Sprawę z Kalisza oraz kilka innych, m.in. zbezczeszczenie pomnika w Krakowie i akcję gróźb o podłożeniu ładunków wybuchowych w polskich szkołach czy innych miejscach, badamy pod kątem działań, które mogą mieć charakter prowokacji - poinformował prokurator generalny Zbigniew Ziobro.
W czwartek 11 listopada, w dniu Święta Niepodległości, w Kaliszu zorganizowano marsz, którego uczestnicy, wznosząc antysemickie hasła, przemaszerowali na Główny Rynek, gdzie spalili tekst Statutu Kaliskiego, przywileju tolerancyjnego dla Żydów, wydanego przez księcia kaliskiego Bolesława Pobożnego w 1264 r.
Policjanci z Kalisza i Poznania na wniosek Prokuratury Rejonowej w Kaliszu w poniedziałek rano zatrzymali i doprowadzili trzech organizatorów marszu. Zawiadomienie do prokuratury w sprawie możliwości popełnienia przestępstwa przez organizatorów marszu złożył w piątek prezydent Kalisza
Rzecznik prasowy Prokuratury Okręgowej w Ostrowie Wlkp. Maciej Meler poinformował, że prokurator postawił organizatorom marszu w Kaliszu - Piotrowi R., Wojciechowi O. oraz Marcinowi O. - zarzuty publicznego nawoływania do nienawiści na tle różnic narodowościowych, znieważenia grupy ludności z powodu ich przynależności narodowej i wyznaniowej oraz publicznego nawoływania do popełniania przestępstw przeciwko osobom z powodu ich przynależności narodowej i wyznaniowej.
Tylko jeden z podejrzanych przyznał się częściowo do postawionych zarzutów. "Druga osoba skorzystała z przysługującego prawa do odmowy składania wyjaśnień; trzeci mężczyzna nie przyznał się i złożył obszerne wyjaśnienia" – powiedział rzecznik.
Piotr R. został przed laty skazany za spalenie kukły Żyda podczas antyimigranckiej demonstracji we Wrocławiu. Również kilka lat temu w mediach pojawiło się także nagranie, na którym uchwycono, że Piotr R. uczestniczył w konwencji Solidarnej Polski.

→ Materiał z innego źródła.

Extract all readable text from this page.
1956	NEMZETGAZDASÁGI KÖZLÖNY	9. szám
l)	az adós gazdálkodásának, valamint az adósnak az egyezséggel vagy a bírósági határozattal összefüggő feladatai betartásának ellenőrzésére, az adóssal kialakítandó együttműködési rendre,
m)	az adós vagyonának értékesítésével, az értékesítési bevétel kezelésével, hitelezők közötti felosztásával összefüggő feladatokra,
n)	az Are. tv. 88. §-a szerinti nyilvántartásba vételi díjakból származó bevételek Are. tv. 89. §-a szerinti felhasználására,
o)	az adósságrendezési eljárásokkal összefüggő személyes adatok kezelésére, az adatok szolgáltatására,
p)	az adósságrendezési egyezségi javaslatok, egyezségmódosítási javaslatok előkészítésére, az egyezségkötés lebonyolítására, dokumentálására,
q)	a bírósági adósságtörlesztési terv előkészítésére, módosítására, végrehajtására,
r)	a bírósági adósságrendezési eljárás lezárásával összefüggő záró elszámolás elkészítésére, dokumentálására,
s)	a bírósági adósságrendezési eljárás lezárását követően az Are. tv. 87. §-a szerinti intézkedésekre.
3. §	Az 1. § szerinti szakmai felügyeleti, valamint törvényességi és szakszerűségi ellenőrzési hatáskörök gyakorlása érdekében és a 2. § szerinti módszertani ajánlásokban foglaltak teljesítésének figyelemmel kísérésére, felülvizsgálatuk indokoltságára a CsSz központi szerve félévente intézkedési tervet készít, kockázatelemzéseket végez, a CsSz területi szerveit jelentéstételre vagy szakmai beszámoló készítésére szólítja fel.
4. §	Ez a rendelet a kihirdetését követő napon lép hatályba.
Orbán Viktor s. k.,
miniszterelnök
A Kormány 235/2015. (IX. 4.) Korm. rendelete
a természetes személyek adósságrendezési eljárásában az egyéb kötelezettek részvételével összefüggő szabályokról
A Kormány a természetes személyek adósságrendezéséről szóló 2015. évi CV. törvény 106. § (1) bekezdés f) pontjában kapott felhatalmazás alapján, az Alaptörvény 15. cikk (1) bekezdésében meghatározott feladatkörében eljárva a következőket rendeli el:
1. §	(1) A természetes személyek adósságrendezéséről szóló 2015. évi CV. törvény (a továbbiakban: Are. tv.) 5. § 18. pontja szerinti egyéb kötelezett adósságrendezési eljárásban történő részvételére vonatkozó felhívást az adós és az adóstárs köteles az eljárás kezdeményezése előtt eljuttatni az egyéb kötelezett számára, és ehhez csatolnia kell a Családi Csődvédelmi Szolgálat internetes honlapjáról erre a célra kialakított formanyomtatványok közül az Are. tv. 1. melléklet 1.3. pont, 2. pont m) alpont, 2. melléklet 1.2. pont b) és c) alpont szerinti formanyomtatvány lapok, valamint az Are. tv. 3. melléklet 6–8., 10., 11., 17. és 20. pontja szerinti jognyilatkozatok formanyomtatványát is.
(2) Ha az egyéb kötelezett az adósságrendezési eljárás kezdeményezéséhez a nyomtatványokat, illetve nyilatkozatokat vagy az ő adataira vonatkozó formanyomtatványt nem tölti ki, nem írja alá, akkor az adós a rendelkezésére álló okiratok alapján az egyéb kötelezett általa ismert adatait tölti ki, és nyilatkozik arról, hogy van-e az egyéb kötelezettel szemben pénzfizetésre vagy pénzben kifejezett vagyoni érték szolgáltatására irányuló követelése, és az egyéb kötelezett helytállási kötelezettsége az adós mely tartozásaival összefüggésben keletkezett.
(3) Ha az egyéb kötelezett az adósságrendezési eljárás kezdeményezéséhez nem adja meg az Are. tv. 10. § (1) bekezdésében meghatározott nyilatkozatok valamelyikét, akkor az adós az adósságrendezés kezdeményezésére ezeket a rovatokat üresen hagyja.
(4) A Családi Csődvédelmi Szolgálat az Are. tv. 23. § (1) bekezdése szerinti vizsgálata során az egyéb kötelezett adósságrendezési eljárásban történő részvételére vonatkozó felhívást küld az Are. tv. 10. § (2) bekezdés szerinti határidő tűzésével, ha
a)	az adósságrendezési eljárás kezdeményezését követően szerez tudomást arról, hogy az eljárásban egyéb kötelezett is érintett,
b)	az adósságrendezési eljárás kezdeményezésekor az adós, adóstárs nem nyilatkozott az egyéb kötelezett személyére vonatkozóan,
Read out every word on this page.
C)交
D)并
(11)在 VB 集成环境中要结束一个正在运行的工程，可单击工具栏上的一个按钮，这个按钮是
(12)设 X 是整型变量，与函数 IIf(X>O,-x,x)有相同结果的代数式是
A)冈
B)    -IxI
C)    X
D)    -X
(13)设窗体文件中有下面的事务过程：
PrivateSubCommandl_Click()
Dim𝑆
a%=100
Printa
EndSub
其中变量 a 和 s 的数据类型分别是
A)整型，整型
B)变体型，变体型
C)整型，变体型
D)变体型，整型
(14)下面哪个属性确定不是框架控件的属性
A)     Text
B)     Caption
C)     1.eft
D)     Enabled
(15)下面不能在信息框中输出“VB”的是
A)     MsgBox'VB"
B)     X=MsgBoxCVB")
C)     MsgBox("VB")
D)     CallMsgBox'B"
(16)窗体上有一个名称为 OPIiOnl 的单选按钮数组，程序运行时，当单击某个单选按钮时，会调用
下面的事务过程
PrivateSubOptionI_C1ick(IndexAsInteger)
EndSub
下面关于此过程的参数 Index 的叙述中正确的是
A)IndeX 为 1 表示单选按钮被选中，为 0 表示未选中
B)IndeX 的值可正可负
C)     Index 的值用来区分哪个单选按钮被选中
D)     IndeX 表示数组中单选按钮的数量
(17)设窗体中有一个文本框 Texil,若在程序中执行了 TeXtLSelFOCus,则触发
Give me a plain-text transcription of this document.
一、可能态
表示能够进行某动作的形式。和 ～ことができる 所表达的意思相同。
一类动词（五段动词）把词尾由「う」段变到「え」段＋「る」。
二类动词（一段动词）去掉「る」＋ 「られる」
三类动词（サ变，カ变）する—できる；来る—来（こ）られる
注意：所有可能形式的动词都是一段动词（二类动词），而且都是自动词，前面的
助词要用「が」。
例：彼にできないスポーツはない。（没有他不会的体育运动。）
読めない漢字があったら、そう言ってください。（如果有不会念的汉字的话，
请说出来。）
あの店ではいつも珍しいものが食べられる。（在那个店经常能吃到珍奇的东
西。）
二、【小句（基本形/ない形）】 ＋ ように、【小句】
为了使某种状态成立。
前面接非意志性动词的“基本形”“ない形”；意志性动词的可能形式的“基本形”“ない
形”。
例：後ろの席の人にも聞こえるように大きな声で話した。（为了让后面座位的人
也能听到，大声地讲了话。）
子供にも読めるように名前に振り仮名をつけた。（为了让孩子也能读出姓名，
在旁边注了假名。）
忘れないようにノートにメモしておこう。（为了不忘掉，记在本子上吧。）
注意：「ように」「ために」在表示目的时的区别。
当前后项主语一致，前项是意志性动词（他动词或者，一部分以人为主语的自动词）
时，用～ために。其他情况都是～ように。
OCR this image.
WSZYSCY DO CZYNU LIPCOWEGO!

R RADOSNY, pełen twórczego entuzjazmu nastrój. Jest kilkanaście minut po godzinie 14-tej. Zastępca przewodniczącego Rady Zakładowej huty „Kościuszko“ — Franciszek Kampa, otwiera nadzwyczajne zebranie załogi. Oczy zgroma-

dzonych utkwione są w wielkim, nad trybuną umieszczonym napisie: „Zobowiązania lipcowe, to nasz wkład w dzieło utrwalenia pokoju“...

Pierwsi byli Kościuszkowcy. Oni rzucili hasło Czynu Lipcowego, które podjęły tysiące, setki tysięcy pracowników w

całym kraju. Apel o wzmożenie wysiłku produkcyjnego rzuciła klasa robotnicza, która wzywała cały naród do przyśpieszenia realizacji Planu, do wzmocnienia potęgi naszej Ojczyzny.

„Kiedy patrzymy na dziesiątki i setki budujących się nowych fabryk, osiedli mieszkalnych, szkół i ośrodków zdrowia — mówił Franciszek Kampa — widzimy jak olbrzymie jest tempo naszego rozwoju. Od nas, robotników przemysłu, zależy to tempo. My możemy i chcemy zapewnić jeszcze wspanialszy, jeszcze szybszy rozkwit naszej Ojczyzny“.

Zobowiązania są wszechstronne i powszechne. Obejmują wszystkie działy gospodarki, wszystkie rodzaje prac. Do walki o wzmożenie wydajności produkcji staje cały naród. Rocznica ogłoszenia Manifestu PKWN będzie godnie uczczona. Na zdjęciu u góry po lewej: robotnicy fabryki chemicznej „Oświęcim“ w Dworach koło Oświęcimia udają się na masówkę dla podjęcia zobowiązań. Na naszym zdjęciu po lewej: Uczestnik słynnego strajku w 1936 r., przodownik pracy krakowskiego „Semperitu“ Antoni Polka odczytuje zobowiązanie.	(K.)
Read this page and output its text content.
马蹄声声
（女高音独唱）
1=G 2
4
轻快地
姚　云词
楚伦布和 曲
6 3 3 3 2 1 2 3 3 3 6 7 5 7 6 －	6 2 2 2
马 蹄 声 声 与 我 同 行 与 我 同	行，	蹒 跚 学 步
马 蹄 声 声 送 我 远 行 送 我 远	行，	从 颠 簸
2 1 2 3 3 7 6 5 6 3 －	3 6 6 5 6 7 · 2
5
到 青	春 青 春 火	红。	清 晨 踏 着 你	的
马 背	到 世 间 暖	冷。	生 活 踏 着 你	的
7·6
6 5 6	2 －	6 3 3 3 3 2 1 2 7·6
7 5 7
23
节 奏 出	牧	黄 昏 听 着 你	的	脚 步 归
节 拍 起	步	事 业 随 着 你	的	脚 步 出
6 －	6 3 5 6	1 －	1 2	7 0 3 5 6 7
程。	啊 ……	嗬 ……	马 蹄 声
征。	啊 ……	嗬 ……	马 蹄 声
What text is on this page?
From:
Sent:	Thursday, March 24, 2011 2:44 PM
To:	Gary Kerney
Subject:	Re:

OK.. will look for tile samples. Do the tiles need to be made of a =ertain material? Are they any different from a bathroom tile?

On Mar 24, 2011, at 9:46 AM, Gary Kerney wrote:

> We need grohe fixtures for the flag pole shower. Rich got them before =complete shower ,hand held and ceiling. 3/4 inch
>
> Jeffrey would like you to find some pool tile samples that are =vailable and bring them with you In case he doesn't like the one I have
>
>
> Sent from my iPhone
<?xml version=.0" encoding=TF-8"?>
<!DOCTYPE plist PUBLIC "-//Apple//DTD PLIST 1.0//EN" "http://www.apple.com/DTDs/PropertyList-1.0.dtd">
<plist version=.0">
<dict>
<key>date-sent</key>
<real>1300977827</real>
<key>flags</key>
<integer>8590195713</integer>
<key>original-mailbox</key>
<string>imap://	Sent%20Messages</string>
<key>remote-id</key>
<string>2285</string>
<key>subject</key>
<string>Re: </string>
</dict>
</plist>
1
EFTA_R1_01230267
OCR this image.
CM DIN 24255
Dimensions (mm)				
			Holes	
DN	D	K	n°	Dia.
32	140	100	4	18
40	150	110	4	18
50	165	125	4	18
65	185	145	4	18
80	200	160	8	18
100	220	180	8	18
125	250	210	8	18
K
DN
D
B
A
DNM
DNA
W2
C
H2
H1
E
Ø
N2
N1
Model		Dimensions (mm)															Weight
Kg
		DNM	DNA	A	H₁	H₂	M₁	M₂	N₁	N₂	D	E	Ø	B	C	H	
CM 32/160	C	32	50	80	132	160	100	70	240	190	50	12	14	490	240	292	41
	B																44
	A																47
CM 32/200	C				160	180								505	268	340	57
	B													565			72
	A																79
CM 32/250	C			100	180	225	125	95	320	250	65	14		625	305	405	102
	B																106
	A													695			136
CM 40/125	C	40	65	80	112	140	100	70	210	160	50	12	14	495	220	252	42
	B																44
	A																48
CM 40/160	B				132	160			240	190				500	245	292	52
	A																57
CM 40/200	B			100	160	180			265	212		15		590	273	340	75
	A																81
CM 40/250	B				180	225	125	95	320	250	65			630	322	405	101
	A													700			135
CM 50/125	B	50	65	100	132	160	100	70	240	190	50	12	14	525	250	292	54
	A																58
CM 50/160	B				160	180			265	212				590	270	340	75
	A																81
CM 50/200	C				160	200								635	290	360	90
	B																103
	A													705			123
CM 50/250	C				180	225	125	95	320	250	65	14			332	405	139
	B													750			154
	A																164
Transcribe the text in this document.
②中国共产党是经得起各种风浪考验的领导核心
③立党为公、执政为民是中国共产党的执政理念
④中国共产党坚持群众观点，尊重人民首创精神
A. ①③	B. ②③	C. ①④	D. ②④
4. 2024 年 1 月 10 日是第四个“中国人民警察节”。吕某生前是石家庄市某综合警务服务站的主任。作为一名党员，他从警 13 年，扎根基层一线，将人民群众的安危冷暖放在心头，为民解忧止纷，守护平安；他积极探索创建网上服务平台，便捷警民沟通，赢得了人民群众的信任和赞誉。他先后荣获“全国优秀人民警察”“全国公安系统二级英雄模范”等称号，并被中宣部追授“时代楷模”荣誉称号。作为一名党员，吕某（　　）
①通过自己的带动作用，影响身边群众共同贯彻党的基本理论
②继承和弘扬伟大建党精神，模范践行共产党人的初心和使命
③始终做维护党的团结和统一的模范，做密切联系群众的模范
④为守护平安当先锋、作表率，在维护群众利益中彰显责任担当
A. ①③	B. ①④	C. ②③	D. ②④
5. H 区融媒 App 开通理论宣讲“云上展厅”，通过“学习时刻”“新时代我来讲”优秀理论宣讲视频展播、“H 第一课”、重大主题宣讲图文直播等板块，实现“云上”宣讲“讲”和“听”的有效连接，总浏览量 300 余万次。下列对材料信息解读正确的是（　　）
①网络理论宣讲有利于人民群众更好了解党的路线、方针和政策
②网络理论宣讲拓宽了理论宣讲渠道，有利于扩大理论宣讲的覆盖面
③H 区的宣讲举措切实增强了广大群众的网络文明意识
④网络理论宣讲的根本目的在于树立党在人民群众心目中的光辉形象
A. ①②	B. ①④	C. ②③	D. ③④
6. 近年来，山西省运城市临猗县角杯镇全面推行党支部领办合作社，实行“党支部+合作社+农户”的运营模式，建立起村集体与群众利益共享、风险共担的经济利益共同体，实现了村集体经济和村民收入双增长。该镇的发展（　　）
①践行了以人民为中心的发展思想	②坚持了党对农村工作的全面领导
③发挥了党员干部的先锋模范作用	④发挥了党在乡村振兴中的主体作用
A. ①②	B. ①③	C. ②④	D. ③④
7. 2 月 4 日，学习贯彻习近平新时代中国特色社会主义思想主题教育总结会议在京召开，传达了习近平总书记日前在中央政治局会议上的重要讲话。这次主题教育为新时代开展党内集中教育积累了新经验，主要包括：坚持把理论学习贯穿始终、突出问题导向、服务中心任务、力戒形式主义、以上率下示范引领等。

Ziobro został zapytany w poniedziałek na konferencji prasowej o Piotra R. oraz o działania prokuratury ws. wydarzeń w Kaliszu. "Jeżeli chodzi o pana Piotra R., to chciałbym powiedzieć, że on jest tak samo ze mną związany, jak i z Donaldem Tuskiem" - zaznaczył minister sprawiedliwości. Przypomniał materiał filmowy, na którym Piotr R. pojawia się także obok lidera PO.
- Piotr R. przysiadł się do pana Tuska, tak samo, jak wtedy, kiedy nagle wszedł na scenę, kiedy pierwszy raz go zobaczyłem, właśnie kiedy stanął koło mnie na scenie
- zaznaczył minister. "To jest charakter tego typu ludzi" - podkreślił.
Ziobro poinformował też, że ta sprawa, jak również kilka innych, m.in. zbezczeszczenie pomnika w Krakowie "przez pewne środowiska", a także wcześniejsze wydarzenia związane z "prowadzeniem pewnej akcji gróźb skierowania podejrzeń o podłożeniu ładunków wybuchowych pod polskie szkoły czy inne miejsca" będą objęte postępowaniem wspólnie z Agencją Bezpieczeństwa Wewnętrznego. Jak dodał, chodzi o wskazanie "ewentualnych inspiratorów tych zdarzeń". Jego zdaniem, sprawy te "wpisują się w pewien kontekst tego, co się dzieje dzisiaj w Polsce".
Minister poinformował też, że w związku z zbezczeszczeniem pomnika w Krakowie ustalono, iż "mocodawcy byli za granicą". Dodał, że chodzi o "dalszą granicę", a nie bezpośrednią.
- Badamy te sprawy pod kątem działań, które mogą mieć charakter prowokacji
- poinformował minister sprawiedliwości.